Halifax writer Ian Colford is very good at crafting scenes of violence. His previous novel, The Crimes of Hector Tomás, contains a sequence in which the central character is strapped to a metal bedframe and administered electric shocks – a moment so potent and brutal the reader experiences it almost viscerally. So capable is Colford of capturing the character’s agony on the page that the scene appears to go on for much longer than it actually does.
There is a similar scene in Colford’s new book, which is otherwise very different from its predecessor. Set in an anonymous South American country, The Crimes of Hector Tomás is a sprawling tale of political strife and totalitarian violence, painted on a grand scale. Perfect World, by contrast, is a much more intimate work, smaller in both size and focus. It tells the story of Tom Brackett, a family man who seems to have escaped from the shadow of his mentally ill mother and alcoholic father, but eventually succumbs to the depredations of a disease he is incapable of understanding or controlling.

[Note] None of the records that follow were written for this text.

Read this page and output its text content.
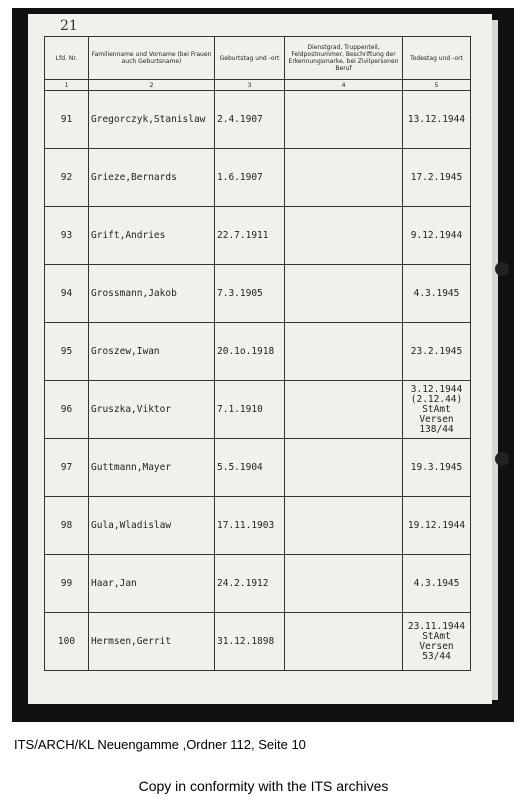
21
Lfd. Nr.	Familienname und Vorname (bei Frauen auch Geburtsname)	Geburtstag und -ort	Dienstgrad, Truppenteil, Feldpostnummer, Beschriftung der Erkennungsmarke, bei Zivilpersonen Beruf	Todestag und -ort
1	2	3	4	5
91	Gregorczyk,Stanislaw	2.4.1907		13.12.1944
92	Grieze,Bernards	1.6.1907		17.2.1945
93	Grift,Andries	22.7.1911		9.12.1944
94	Grossmann,Jakob	7.3.1905		4.3.1945
95	Groszew,Iwan	20.1o.1918		23.2.1945
96	Gruszka,Viktor	7.1.1910		3.12.1944
(2.12.44)
StAmt Versen
138/44
97	Guttmann,Mayer	5.5.1904		19.3.1945
98	Gula,Wladislaw	17.11.1903		19.12.1944
99	Haar,Jan	24.2.1912		4.3.1945
100	Hermsen,Gerrit	31.12.1898		23.11.1944
StAmt Versen
53/44
ITS/ARCH/KL Neuengamme ,Ordner 112, Seite 10
Copy in conformity with the ITS archives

It is Tom’s spiralling descent into mental illness that leads to that scene of horrific violence, which in this case involves a table saw and a young child. The book – at fewer than 190 pages, little more than a novella – is structured in a manner that is almost pointillist, with impressionistic scenes touching on brief moments in Tom’s life then moving on; it is not uncommon for the narrative to leap forward many years over the course of a chapter break. This is simultaneously appropriate to the story and potentially alienating; there are elements throughout the book that feel glossed over and sketched in.
This is particuarly true of Tom’s father, whose descent into addiction and life on the streets occurs largely off-stage. We encounter him at the novel’s opening, when the Brackett nuclear family is still more or less intact, but he disappears from the narrative for long stretches, resurfacing (with a new girlfriend in tow) after Tom’s mother has been institutionalized, then again to raid the family homestead for any items he can sell at a profit after his mother – Tom’s grandmother – dies.
Tom’s sister and mother also float in and out of the story, the former appearing most potently as an adult, in a scene at a diner. Tom’s sister, Bev, has been estranged from the family since she was a child; at the book’s opening the children’s mother is suffering what appears to be a kind of postpartum depression, but eventually blossoms into full-blown psychosis, which requires her to be seconded to full-time care at a facility for the mentally ill. Bev’s resentment at being sent to live with her grandmother while Tom remains back home with their father grows into the seething belligerence we encounter in the scene at the diner, a sequence involving the infliction of a very different kind of violence.
Tom’s central act – the scene with the table saw – is the nexus from which everything in the book either flows into or out of. It is the most crucial manifestation of his disease, which resembles schizophrenia and is assumed to be at least partially inherited from his mother. A constellation of factors, including his troubled relations with his parents and sibling, and his own increasingly troublesome relationship with alcohol, conspire to rob Tom of everything he has struggled so hard to build, and serves as a reminder that he is bound to his family and its history, no matter how desperately he wants to break free of it.
Perfect World is a corruscating examination of a mind riven by illness and the traumatic ripple effects that can have on one man and those closest to him. The book’s power resides precisely in its brevity, which provides a focus and an immediacy that is striking and emotionally devastating. Colford treats his subject directly and without sentimentality, which only adds to the overall effect. The novella is admittedly bleak and distressing, though not completely devoid of what Leonard Cohen referred to as the cracks where the light gets in. Tom’s experience is harrowing and painful, but ends on a note of contingency and, if one chooses to look at it this way, hope.
One thing: in his acknowledgements, the author writes that he “does not mean to trivialize these struggles by depicting them in a work of fiction.” This comment seems passing strange for a novelist – particularly one of Colford’s capability and evident empathy. Fiction, as Colford surely knows, is capable of communicating truth and emotion in a way that non-fiction often isn’t, and is frequently more effective at producing real-world change or action. (Anyone who doubts this need only Google the terms “Émile Zola” and “Germinal.”) Far from trivializing these issues, a novel’s unique ability to render them in sharp detail and uncompromising ambiguity honours such experiences and offers readers an empathetic window through which to view them.